Stock repurchases continue, demonstrating confidence in the company's development

On April 29, the company issued an announcement on the share repurchase plan through centralized bidding transactions. The total amount of capital the company plans to repurchase is not less than RMB 40 million, no more than RMB 80 million, and the repurchase price is no more than RMB 18 per share. The repurchase price of the shares will not exceed RMB 18 per share. The purpose of this repurchase of shares will be used for subsequent employee shareholding plans. This repurchase shows confidence in the company's future development prospects and high recognition of the company's value, further enhances the company's value, and enhances investor confidence. At the same time, it is also conducive to establishing and perfecting the company's long-term incentive mechanism, fully mobilizing the enthusiasm of the company's employees, effectively integrating shareholders' interests, company interests and individual employees' interests, and promoting the company's healthy and sustainable development. After the announcement of the repurchase plan, the company's share repurchases continued. As of September 30, 2023, the number of shares the company had repurchased was 3.8852 million shares, with a total transaction amount of 39.9985 million yuan.
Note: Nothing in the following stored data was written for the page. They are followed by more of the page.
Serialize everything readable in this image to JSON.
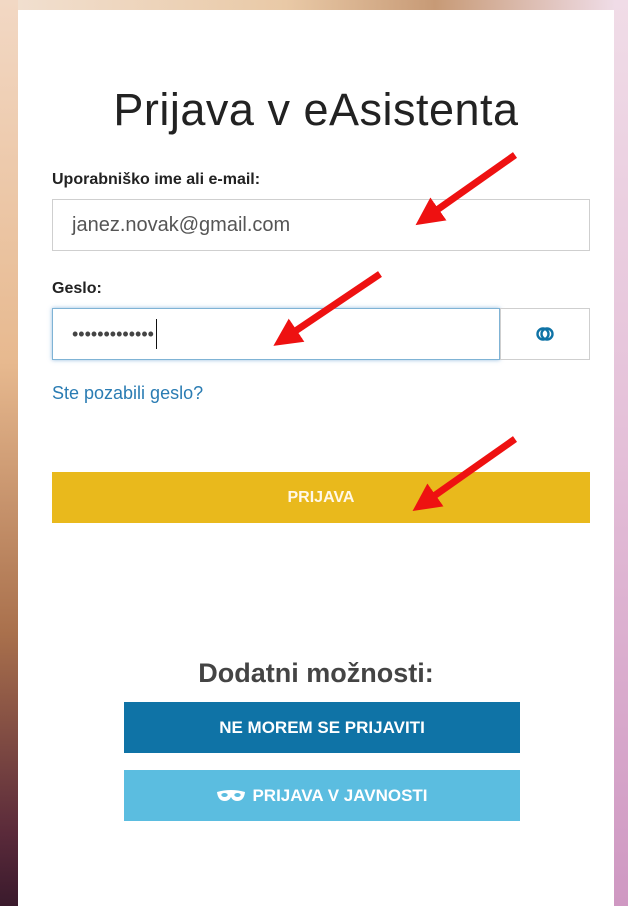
{
  "login": {
    "title": "Prijava v eAsistenta",
    "username_label": "Uporabniško ime ali e-mail:",
    "username_value": "janez.novak@gmail.com",
    "password_label": "Geslo:",
    "password_value": "•••••••••••••",
    "forgot_link": "Ste pozabili geslo?",
    "submit_label": "PRIJAVA"
  },
  "extra": {
    "heading": "Dodatni možnosti:",
    "cannot_login_label": "NE MOREM SE PRIJAVITI",
    "public_login_label": "PRIJAVA V JAVNOSTI"
  },
  "icons": {
    "eye": "eye-icon",
    "mask": "mask-icon",
    "annotation": "red-arrow-icon"
  },
  "colors": {
    "accent_yellow": "#e9b91c",
    "primary_blue": "#0f73a6",
    "light_blue": "#5bbde0",
    "link_blue": "#2a7cb3",
    "arrow_red": "#ee1111"
  }
}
The profit forecast and investment rating comprehensively consider the company's business situation in the first three quarters. We have appropriately lowered the company's profit forecast. The company's net profit for 2023-2025 is estimated to be 3.39, 4.81, and 602 million yuan respectively, corresponding to PE 19, 14, and 11 times, respectively. Considering that the company is actively developing new varieties and sectors in the small variety field, reflecting medium- to long-term growth, and maintaining a “buy” rating.

Risk indicates policy implementation, new capacity construction progress falling short of expectations, new capacity contribution performance falling short of expectations, fluctuations in raw material prices, changes in environmental protection policies, and a sharp decline in the economy.

The translation is provided by third-party software.